All of the tracks on the record—with the exception of “untitled 07 | 2014 – 2016″—are untitled demos from “To Pimp a Butterfly” recording sessions. They are, therefore, premature—nearly lo-fi sounding—yet in the most interesting of ways. This view of Lamar, while not an essential one, is immediately striking in the way it displays his genius at work; it’s a look into his natural thought process and shines light on the high-level of refinement that he applies to his music. Vocal effects are minimal, leaving unshrouded Lamar’s voice, an elastic band that he bends at his will, with just as much purpose in the storytelling as the lyrics themselves.

On some tracks, Lamar’s rapping is almost melodic, effectively taking the place of a hook on “untitled 02 | 06.23.2014.,” on which he dwells on an inner conflict of balancing his past, in the notoriously violent city of Compton, CA—the birthplace of gangster rap and hometown of N.W.A., Dr. Dre, Easy-E etc.—with his future in the patriarchal, whitewashed music industry: Seen black turn ’em Burgundy/Hundred of them, I know I’m greedy/Stuck inside the belly of the beast/Can you please pray for me?

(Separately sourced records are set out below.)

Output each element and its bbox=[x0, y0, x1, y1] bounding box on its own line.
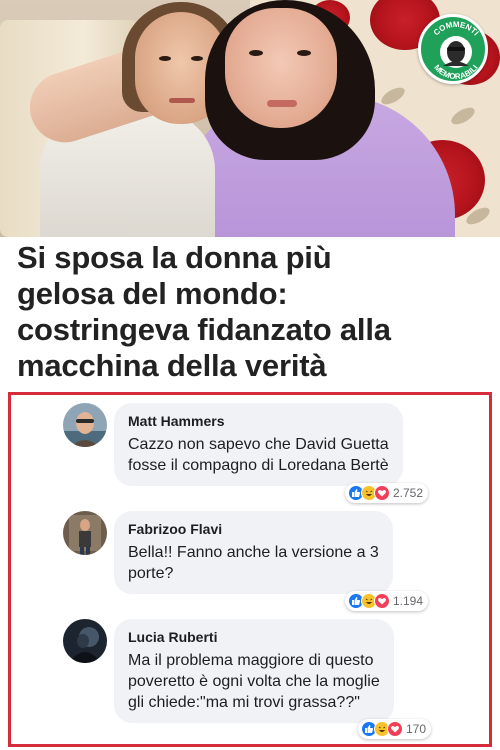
svg-text:COMMENTI: COMMENTI bbox=[432, 20, 481, 37]
reactions-summary[interactable]: 1.194 bbox=[345, 591, 429, 611]
reactions-summary[interactable]: 170 bbox=[358, 719, 432, 739]
comment-author[interactable]: Lucia Ruberti bbox=[128, 628, 380, 646]
avatar[interactable] bbox=[63, 619, 107, 663]
comment-text: Ma il problema maggiore di questo povere… bbox=[128, 652, 380, 711]
woman-face bbox=[225, 8, 337, 128]
headline-line: gelosa del mondo: bbox=[17, 276, 288, 311]
headline-line: Si sposa la donna più bbox=[17, 240, 332, 275]
comment-author[interactable]: Matt Hammers bbox=[128, 412, 389, 430]
reactions-summary[interactable]: 2.752 bbox=[345, 483, 429, 503]
love-icon bbox=[387, 721, 403, 737]
comment-text: Bella!! Fanno anche la versione a 3 port… bbox=[128, 544, 379, 582]
comment-author[interactable]: Fabrizoo Flavi bbox=[128, 520, 379, 538]
headline-line: macchina della verità bbox=[17, 348, 327, 383]
comment-bubble: Lucia Ruberti Ma il problema maggiore di… bbox=[114, 619, 394, 723]
avatar[interactable] bbox=[63, 511, 107, 555]
commenti-memorabili-logo: COMMENTI MEMORABILI bbox=[418, 14, 488, 84]
comments-frame: Matt Hammers Cazzo non sapevo che David … bbox=[8, 392, 492, 747]
news-photo: COMMENTI MEMORABILI bbox=[0, 0, 500, 237]
reaction-count: 170 bbox=[406, 722, 427, 736]
headline-line: costringeva fidanzato alla bbox=[17, 312, 391, 347]
comment-bubble: Fabrizoo Flavi Bella!! Fanno anche la ve… bbox=[114, 511, 393, 594]
reaction-count: 2.752 bbox=[393, 486, 424, 500]
headline: Si sposa la donna più gelosa del mondo: … bbox=[17, 240, 492, 384]
comment-bubble: Matt Hammers Cazzo non sapevo che David … bbox=[114, 403, 403, 486]
love-icon bbox=[374, 593, 390, 609]
avatar[interactable] bbox=[63, 403, 107, 447]
reaction-count: 1.194 bbox=[393, 594, 424, 608]
comment-text: Cazzo non sapevo che David Guetta fosse … bbox=[128, 436, 389, 474]
love-icon bbox=[374, 485, 390, 501]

On other tracks, Lamar dives headfirst into broader problems much bigger than himself; he attacks institutionalized racism on “untitled 05 | 09.21.2014.”—”I fall behind my skeleton/they tell me that I’m blind/I know that I’m intelligent/my confidence just died”—and outlines the stereotypical ambitions of Indians, Asians, blacks, and whites on “untitled 03 | 05.28.2013.,” while also exposing exploitation in the music industry—”(What the white man say?) A piece of mine’s/That’s what the white man wanted when I rhyme/Telling me that he selling me just for $10.99.”

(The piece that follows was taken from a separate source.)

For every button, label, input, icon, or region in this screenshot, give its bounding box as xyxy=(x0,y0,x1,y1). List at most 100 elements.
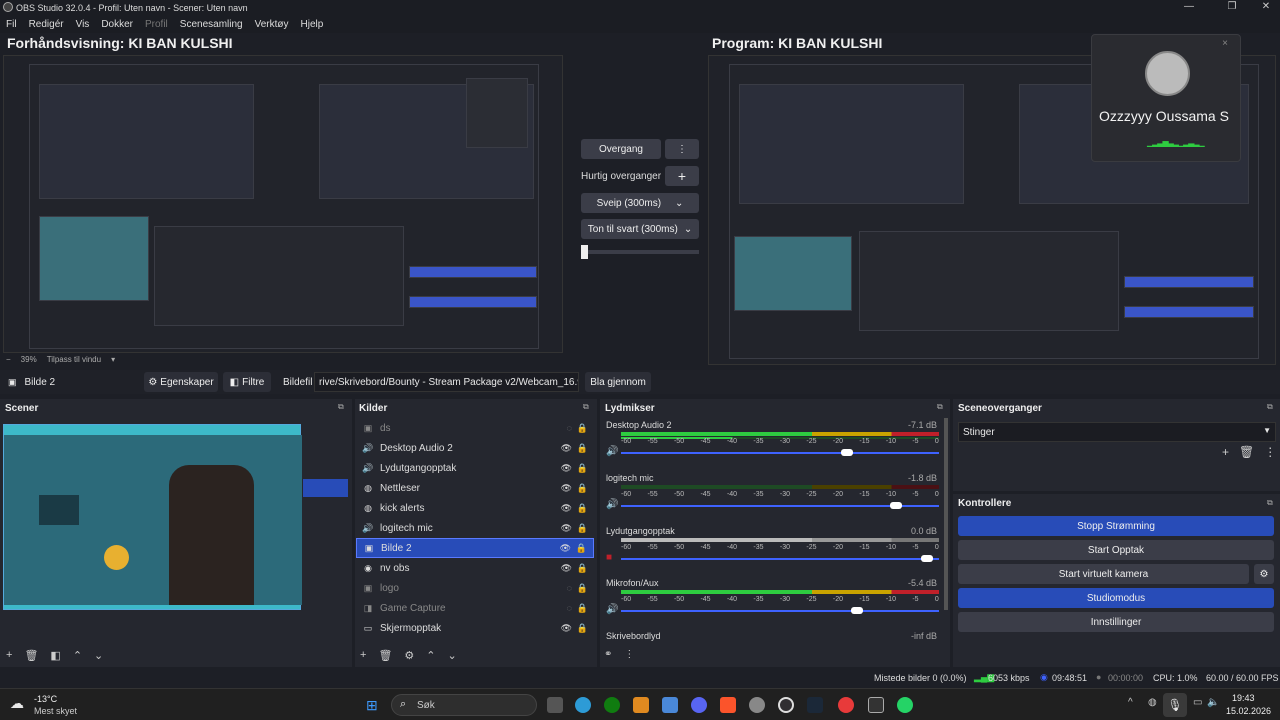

Midway through the album, the heaviness of the record is relieved for three minutes and 28 seconds, with a love-song featuring CeeLo Green about appreciating the bizarre or otherwise embarrassing traits of one’s lover—”I’m bizarre, avant-garde/Both sides of me are evenly odd/It’s attractive/You’re intrigued.” It’s a well-needed rest on an album replete with topics that are generally tough to discuss. The record then closes out with the three-part lo-fi track, “untitled 07 | 2014 – 2016,” on which Lamar revels in the ecstasy of success, and he closes reflecting sorrowfully on the financial problems facing black Americans on “untitled 08 | 09.06.2014.”

This compilation of demos, though at first glance a lesser accompaniment to Lamar’s last album, is an interesting look into the artistic process of one of the greatest voices of our generation and elaborates on the themes and unique musical stylings of “To Pimp A Butterfly” with consistent poise and purpose.